Dépressive, la génération Z est-elle dans l’impasse ?
Quant aux populations les plus concernées, il y a d’une part, les jeunes, dont 41 % déclarent connaître des problèmes de santé mentale, et d’autre part, les femmes, toutes générations confondues, qui sont 35 % à souffrir de problèmes psychiques.
Pourquoi ce mal-être ?
Divers facteurs sont à l’origine de ce mal-être dont, avant tout, un sentiment d’instabilité généralisée, qu’elle soit politique, socio-économique, financière ou professionnelle. Le temps d’écran paraît, lui aussi, nuisible à notre santé mentale. D’ailleurs, 62 % des Belges et même 81 % des moins de 35 ans le considèrent comme tel : 41 % avancent un impact négatif sur leur sommeil et 36 % estiment que cela contribue grandement à leur sentiment d’isolement. Et quand on sait que ce temps d’écran s’élève en moyenne à 4h20 par jour, et même à 5h30 chez les moins de 35 ans…

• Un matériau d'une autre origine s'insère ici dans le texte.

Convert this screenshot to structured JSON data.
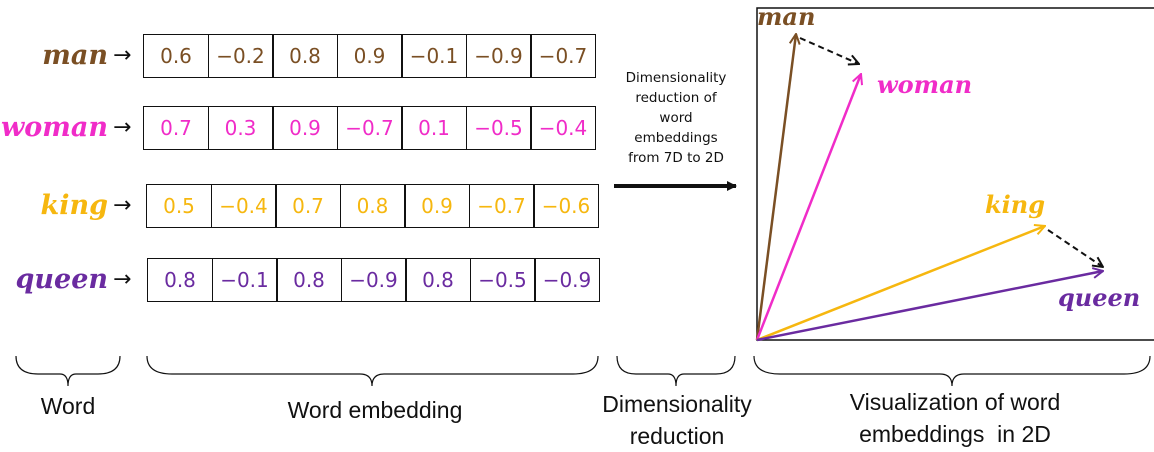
{
  "colors": {
    "man": "#7a4f24",
    "woman": "#f02cc8",
    "king": "#f6b70f",
    "queen": "#6a2ba0",
    "ink": "#111111"
  },
  "rows": [
    {
      "word": "man",
      "arrow": "→",
      "values": [
        "0.6",
        "−0.2",
        "0.8",
        "0.9",
        "−0.1",
        "−0.9",
        "−0.7"
      ]
    },
    {
      "word": "woman",
      "arrow": "→",
      "values": [
        "0.7",
        "0.3",
        "0.9",
        "−0.7",
        "0.1",
        "−0.5",
        "−0.4"
      ]
    },
    {
      "word": "king",
      "arrow": "→",
      "values": [
        "0.5",
        "−0.4",
        "0.7",
        "0.8",
        "0.9",
        "−0.7",
        "−0.6"
      ]
    },
    {
      "word": "queen",
      "arrow": "→",
      "values": [
        "0.8",
        "−0.1",
        "0.8",
        "−0.9",
        "0.8",
        "−0.5",
        "−0.9"
      ]
    }
  ],
  "reduction": {
    "lines": [
      "Dimensionality",
      "reduction of",
      "word",
      "embeddings",
      "from 7D to 2D"
    ]
  },
  "plot": {
    "labels": {
      "man": "man",
      "woman": "woman",
      "king": "king",
      "queen": "queen"
    }
  },
  "captions": {
    "word": "Word",
    "embedding": "Word embedding",
    "reduction": [
      "Dimensionality",
      "reduction"
    ],
    "visualization": [
      "Visualization of word",
      "embeddings  in 2D"
    ]
  }
}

Mal dans leur peau, les Belges ont-ils pour autant consulté un spécialiste pour les aider ? Près de la moitié des personnes interrogées dans le cadre de cette enquête n’a entrepris aucune démarche en ce sens. Avec cependant des écarts selon les âges puisque seuls 32 % des plus de 55 ans ont consulté lors des douze derniers mois, alors que 68 % des 25-34 ans se sont fait aider par des professionnels de la santé mentale.
Le recours à l’IA
Certains aussi ont eu recours à l’intelligence artificielle pour essayer de remonter la pente. Et pas un peu puisque 54 % des Belges ont déclaré avoir déjà eu recours à ces solutions – et même 74 % des moins de 35 ans ! – avec un taux de satisfaction des conseils fournis de l’ordre de 55 %. « Une arme à double tranchant », comme le souligne l’étude qui met en garde contre les risques inhérents à ces outils : « Les Belges concèdent que le recours à l’IA peut générer une forme de dépendance (34 %), qu’elle remplace parfois l’échange avec une autre personne (33 %) ou pire, qu’elle pousse parfois à des comportements néfastes (20 %). »
À la question de savoir si les Belges interrogés seraient prêts à se confier à leur employeur sur leurs problèmes de santé mentale, sachant que plus de la moitié des répondants étaient actifs professionnellement, 52 % ne seraient pas opposés à cette démarche. Mais pour 48 %, la réponse est non, car pour eux, il s’agit là d’un problème d’ordre privé (48 %), leur employeur ne serait pas en mesure de les aider (36 %) ou encore ils ne le feraient pas par crainte de répercussions sur leur carrière (29 %).
Et pendant ce temps, la proportion des Belges en arrêt maladie pour des raisons de santé mentale continue d’augmenter, et plus encore parmi les jeunes.